Challenge 2025, the campaign led by battery-powered gardening equipment manufacturer Ego Power Plus, which aims to encourage the adoption of battery-powered tools and move both domestic and professional users away from petrol, has launched the first emissions calculator for gardeners.

In a statement Challenge 2025 said, "While petrol-powered tools have been a familiar fixture for decades, the emissions they produce have largely gone unnoticed.

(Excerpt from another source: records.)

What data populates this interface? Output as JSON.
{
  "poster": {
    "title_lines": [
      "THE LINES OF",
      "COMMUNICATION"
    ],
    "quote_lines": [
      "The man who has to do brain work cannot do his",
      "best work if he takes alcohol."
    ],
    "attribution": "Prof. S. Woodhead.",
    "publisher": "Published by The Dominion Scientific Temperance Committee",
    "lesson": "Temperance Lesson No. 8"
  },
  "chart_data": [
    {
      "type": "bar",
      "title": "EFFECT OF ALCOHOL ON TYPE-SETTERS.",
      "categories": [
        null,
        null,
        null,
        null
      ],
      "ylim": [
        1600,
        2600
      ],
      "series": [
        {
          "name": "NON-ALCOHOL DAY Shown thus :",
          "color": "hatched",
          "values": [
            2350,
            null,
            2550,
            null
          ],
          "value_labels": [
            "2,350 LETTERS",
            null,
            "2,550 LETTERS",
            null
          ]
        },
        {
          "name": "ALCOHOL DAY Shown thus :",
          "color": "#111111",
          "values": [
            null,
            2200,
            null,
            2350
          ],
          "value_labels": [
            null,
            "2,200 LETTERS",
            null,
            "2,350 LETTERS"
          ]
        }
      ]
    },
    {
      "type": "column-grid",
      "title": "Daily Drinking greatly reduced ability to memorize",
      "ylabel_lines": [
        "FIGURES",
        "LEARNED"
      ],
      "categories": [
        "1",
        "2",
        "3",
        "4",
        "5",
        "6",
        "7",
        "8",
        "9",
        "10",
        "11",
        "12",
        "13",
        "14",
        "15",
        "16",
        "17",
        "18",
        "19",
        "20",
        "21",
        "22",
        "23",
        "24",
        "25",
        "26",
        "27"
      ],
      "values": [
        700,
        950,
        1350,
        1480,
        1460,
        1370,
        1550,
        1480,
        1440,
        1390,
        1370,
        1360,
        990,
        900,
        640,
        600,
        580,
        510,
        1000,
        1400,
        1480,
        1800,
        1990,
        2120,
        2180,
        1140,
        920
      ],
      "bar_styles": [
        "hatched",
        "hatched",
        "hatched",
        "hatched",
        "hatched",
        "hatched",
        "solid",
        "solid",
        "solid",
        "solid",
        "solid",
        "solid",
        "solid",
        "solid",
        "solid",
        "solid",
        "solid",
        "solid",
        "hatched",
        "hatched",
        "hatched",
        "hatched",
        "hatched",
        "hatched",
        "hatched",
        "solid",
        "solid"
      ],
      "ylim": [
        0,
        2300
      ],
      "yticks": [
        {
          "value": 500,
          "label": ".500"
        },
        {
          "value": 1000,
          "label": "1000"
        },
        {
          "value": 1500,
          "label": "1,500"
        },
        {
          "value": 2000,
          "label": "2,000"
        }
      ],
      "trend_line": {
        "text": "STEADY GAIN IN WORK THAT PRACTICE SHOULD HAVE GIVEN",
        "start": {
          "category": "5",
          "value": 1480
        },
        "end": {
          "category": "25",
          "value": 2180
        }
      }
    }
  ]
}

There has been a lack of regulation around petrol-powered outdoor power equipment, with no requirement for manufacturers to test equipment or publish emissions results - something which is a basic requirement in sectors such as the car industry.

"Now, through Challenge 2025, emissions tests have been carried out on some of the UK’s most popular petrol-powered tools for the first time, with common tools shown to produce up to 11x more toxic emissions than cars. With the findings plugged into the new emissions calculator, users can estimate the emissions attributed to their garden tools by inputting their average usage times."

The campaign describe their new emissions calculator as the first of its kind dedicated exclusively to users of petrol-powered garden equipment.

The company's statement continued, "Through supporting domestic and professional gardeners to understand the true impact of petrol tool usage, Challenge 2025 hopes to encourage people to seriously consider battery-powered alternatives moving forward. As highlighted by the recent IPCC report on climate change, it is human activities which are the source of the problem and shifts in everyday behaviour could limit further damage."

Emma Gayler, Ego’s ambassador for Challenge 2025, says: “To create this calculator, we had to start from scratch because there had previously been no emissions testing of petrol-powered tools. So, we surveyed thousands of professional and domestic users and asked councils up and down the country which tools they own and use. From this, we established the most popular petrol tools and put them to the test.

“Because these tools are so freely available, it’s easy to think that they’re perfectly safe to use, but emissions test results suggest that’s not always the case. Some tools produce such high volumes of emissions that testing equipment designed for cars cannot measure it, which means users could be using petrol tools and unknowingly impacting their health and that of those around them, as well as causing damage to the environment.

“The results from these tests were alarming, but by making them accessible through our new emissions calculator, we believe it will help both domestic and professional users to make more informed decisions when it comes to buying their next piece of equipment. By making the switch from petrol to battery, people can reduce their environmental impact without having to compromise on power and performance.